Le problème c’est que Bacchus n’est pas une gonzesse. Heureusement, la mythologie trouve toujours un arrangement.

Celui qui aimait se déguiser en fille

Pratiquement tous les auteurs prêtent à Dionysos une apparence efféminée. Pourquoi ? À travers les Bacchantes d’Euripide notamment, Florence Gherchanoc a parfaitement démontré que Dionysos était à la fois homme et femme.
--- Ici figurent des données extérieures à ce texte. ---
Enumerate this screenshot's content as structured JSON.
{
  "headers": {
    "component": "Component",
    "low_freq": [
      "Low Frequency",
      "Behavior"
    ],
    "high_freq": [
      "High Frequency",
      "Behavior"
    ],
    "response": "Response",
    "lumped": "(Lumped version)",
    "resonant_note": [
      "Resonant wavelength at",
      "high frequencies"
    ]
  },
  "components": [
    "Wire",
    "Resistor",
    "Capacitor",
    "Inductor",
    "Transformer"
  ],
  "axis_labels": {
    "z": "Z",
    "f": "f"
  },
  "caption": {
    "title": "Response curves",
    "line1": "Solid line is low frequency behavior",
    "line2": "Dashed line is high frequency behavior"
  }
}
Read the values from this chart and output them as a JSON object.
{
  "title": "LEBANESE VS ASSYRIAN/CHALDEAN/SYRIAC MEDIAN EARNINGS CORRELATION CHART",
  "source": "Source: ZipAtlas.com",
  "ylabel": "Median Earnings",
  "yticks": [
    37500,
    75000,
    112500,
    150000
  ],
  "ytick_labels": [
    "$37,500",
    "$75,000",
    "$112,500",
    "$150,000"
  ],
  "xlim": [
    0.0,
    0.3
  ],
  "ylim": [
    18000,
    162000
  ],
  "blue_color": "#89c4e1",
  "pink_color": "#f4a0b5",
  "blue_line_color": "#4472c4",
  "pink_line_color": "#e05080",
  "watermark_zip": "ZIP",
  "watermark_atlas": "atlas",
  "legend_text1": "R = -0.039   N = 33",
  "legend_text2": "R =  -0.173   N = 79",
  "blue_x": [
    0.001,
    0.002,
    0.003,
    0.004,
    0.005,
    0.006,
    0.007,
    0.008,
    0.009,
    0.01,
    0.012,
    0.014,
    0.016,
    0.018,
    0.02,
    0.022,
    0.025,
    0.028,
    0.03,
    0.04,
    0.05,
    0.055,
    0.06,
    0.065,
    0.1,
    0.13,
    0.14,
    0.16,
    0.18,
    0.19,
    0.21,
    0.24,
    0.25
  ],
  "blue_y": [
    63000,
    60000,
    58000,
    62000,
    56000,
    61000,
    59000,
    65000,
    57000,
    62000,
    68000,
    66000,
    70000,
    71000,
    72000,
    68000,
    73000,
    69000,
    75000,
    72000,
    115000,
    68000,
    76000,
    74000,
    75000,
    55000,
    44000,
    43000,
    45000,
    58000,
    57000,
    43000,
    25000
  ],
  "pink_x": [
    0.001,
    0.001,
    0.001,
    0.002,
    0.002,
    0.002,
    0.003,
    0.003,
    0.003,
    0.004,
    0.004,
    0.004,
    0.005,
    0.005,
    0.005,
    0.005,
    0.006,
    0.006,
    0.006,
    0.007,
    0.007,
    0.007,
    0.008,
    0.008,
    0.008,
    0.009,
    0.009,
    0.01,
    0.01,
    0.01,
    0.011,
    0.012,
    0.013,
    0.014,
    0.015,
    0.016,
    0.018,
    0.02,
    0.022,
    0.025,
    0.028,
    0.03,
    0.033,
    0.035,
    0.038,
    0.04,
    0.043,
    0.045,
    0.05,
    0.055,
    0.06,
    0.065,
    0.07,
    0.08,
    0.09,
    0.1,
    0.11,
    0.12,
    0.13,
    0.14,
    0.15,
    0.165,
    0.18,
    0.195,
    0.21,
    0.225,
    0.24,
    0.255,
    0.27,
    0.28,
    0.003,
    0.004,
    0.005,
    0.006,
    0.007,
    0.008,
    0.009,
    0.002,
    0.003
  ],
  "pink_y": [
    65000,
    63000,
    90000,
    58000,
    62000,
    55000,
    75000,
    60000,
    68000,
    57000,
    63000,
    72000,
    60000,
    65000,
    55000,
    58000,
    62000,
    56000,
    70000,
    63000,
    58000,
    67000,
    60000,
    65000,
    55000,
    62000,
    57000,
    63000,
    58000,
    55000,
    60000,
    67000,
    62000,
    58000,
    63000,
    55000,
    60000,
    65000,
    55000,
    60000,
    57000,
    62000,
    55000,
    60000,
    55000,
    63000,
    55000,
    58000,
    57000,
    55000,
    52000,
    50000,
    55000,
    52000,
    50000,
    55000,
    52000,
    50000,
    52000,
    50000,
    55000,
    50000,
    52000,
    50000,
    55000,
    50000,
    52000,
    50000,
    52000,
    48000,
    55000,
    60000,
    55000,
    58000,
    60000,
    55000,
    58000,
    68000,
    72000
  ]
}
Vois plutôt : pour parvenir à ses fins, le dieu « prend une forme mortelle, se dote d’un corps masculin aux attributs masculins, mais il a l’apparence d’une femme ». Il est d’ailleurs décrit comme ayant le teint vermeil, les cheveux parfumés et « les yeux remplis du charme d’Aphrodite ». Rien que ça.

Mais à l’époque, ces codes sont clairement féminins et bien éloignés de l’idée que l’on se fait de la virilité. Dionysos parvient bien sûr à ses fins avec les jeunes filles. Mais demeure l’idée de l’ambivalence de ce personnage dont la nature est homme mais qui porte les atours d’une femme, d’un personnage qui brouille les codes sociaux.

Son identité est double et n’est pas sans rappeler la forme Ardhanareshvara présentant un être moitié Shiva, moitié Pārvāti. L’union ultime du masculin et du féminin, la symbiose parfaite des principes mâle et femelle de l’Univers et permettent la vie. Alors si Dionysos est un peu femme, un peu homme, s’il apporte la culture des céréales et des fruitiers aux hommes et se balade à poil sur un tigre, que penser de lui en tant que personnification de l’automne ?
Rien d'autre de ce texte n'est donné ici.